For large XML files where memory is a concern, use --stream to process input without loading the entire document into memory. This uses TransformAsync(Stream, Stream) under the hood — forward-only XmlReader-based processing rather than building a full in-memory tree.

xslt --stream style.xsl large-input.xml
xslt --stream -o result.html style.xsl large-input.xml

Streaming requires the stylesheet to be written for streamability (xsl:mode streamable="yes" or xsl:source-document streamable="yes").
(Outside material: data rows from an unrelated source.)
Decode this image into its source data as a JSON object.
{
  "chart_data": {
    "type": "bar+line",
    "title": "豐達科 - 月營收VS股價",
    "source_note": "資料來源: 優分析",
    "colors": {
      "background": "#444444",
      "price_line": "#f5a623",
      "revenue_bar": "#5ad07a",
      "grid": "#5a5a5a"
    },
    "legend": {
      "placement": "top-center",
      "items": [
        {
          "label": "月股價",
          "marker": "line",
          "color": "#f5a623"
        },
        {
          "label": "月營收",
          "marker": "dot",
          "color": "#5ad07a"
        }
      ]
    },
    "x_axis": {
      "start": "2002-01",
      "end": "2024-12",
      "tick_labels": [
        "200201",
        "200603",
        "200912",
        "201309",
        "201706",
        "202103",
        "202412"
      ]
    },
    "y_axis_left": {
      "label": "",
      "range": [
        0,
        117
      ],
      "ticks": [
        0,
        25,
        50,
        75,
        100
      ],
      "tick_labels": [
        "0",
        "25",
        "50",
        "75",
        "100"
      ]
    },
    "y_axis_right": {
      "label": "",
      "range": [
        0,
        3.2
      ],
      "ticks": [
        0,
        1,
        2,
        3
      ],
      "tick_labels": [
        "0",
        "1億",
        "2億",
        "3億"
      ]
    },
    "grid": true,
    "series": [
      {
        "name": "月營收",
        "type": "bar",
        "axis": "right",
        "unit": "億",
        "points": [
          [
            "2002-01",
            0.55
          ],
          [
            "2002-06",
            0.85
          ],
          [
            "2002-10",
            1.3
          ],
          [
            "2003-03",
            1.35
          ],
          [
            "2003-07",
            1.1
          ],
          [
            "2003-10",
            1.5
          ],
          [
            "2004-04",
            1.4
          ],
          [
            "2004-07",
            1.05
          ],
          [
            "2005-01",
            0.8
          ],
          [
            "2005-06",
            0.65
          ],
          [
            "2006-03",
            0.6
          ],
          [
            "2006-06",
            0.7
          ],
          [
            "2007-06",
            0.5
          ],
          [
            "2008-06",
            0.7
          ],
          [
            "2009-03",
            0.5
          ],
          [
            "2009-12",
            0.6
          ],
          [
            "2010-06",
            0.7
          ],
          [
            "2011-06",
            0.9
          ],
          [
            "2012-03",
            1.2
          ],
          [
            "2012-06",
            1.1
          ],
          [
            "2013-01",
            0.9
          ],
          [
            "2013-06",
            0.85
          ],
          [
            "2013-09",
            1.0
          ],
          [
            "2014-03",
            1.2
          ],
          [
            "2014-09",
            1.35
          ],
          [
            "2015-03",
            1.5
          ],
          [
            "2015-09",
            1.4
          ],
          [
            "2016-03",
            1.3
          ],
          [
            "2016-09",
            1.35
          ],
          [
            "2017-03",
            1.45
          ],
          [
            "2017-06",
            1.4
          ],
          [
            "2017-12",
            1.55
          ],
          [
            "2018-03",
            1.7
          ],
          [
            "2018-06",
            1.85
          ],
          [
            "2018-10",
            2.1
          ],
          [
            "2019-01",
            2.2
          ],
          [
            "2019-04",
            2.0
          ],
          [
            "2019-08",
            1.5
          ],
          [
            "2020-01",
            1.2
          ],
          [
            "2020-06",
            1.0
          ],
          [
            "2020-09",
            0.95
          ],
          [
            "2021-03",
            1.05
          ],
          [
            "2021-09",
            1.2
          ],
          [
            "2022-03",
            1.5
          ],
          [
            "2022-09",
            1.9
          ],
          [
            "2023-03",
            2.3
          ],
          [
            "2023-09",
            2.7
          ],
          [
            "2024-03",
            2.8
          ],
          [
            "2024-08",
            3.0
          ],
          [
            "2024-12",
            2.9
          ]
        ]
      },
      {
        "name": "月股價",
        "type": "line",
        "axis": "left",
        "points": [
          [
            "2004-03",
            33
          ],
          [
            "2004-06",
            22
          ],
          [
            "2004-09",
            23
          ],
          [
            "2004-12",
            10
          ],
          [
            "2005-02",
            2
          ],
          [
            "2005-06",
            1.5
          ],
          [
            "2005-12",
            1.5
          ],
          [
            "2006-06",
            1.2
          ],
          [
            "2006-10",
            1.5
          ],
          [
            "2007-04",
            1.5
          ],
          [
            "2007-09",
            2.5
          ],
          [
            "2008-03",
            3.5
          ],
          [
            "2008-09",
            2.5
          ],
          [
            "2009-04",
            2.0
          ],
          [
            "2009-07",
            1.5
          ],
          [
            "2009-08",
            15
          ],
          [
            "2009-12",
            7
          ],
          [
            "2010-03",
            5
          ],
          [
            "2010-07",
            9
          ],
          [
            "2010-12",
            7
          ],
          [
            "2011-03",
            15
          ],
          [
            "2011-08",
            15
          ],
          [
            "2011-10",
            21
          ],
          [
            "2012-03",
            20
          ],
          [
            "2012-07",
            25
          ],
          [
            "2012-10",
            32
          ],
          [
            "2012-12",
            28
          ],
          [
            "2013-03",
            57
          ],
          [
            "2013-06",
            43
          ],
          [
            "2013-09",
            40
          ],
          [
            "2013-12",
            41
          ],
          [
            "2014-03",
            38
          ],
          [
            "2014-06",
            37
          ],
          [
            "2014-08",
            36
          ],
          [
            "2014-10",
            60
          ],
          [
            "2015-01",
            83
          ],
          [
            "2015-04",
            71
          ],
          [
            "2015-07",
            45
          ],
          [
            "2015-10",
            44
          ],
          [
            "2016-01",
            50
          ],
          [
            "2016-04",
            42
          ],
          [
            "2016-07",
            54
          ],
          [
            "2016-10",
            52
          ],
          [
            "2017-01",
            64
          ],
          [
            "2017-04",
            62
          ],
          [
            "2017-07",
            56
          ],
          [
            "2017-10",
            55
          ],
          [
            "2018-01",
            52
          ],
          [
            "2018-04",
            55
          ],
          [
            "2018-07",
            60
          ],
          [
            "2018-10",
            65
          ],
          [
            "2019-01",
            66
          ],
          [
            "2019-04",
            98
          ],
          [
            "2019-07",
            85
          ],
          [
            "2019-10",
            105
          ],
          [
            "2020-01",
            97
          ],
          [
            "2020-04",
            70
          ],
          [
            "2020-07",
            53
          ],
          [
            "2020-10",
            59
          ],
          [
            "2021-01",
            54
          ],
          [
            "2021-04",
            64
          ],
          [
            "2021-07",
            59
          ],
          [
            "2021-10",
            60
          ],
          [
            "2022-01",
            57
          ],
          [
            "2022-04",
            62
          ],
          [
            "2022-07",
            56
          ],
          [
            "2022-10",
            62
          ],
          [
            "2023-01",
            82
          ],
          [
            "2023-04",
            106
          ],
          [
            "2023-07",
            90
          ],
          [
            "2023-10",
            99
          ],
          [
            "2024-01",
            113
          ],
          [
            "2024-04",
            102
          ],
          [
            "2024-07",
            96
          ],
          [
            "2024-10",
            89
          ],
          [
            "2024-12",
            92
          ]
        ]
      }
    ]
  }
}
Non-streamable constructs will cause a compile-time error.

#Real-World Workflows

#Generate HTML Documentation from XML

xslt docs-to-html.xsl api-spec.xml -o docs/api.html

#Convert Between XML Formats

# Convert DocBook to HTML
xslt docbook-html.xsl manual.xml -o manual.html
# Convert between data formats
xslt orders-to-csv.xsl orders.xml -o orders.csv

#Batch Transform with Shell

for file in data/*.xml; do
  base=$(basename "$file" .xml)
  xslt report.xsl "$file" -o "output/${base}.html"
done

#CI/CD Pipeline

# GitHub Actions example
- name: Generate reports
  run: |
    xslt --dry-run report.xsl  # Validate stylesheet
    xslt --timing report.xsl data.xml -o dist/report.html

#Integration with jq (JSON Output)

# Transform XML to JSON, then query with jq
xslt xml-to-json.xsl catalog.xml | jq '.products[] | select(.price > 50)'

#Using from .NET Code

The same engine is available as a library:

using PhoenixmlDb.Xslt;
var transformer = new XsltTransformer();
await transformer.LoadStylesheetAsync(
    File.ReadAllText("style.xsl"),
    new Uri(Path.GetFullPath("style.xsl")));
transformer.SetParameter("title", "My Report");
var html = await transformer.TransformAsync(
    File.ReadAllText("data.xml"));
// Handle secondary result documents
foreach (var (href, content) in transformer.SecondaryResultDocuments)
    File.WriteAllText(Path.Combine(outputDir, href), content);

See XSLT Extensibility for details on programmatic usage.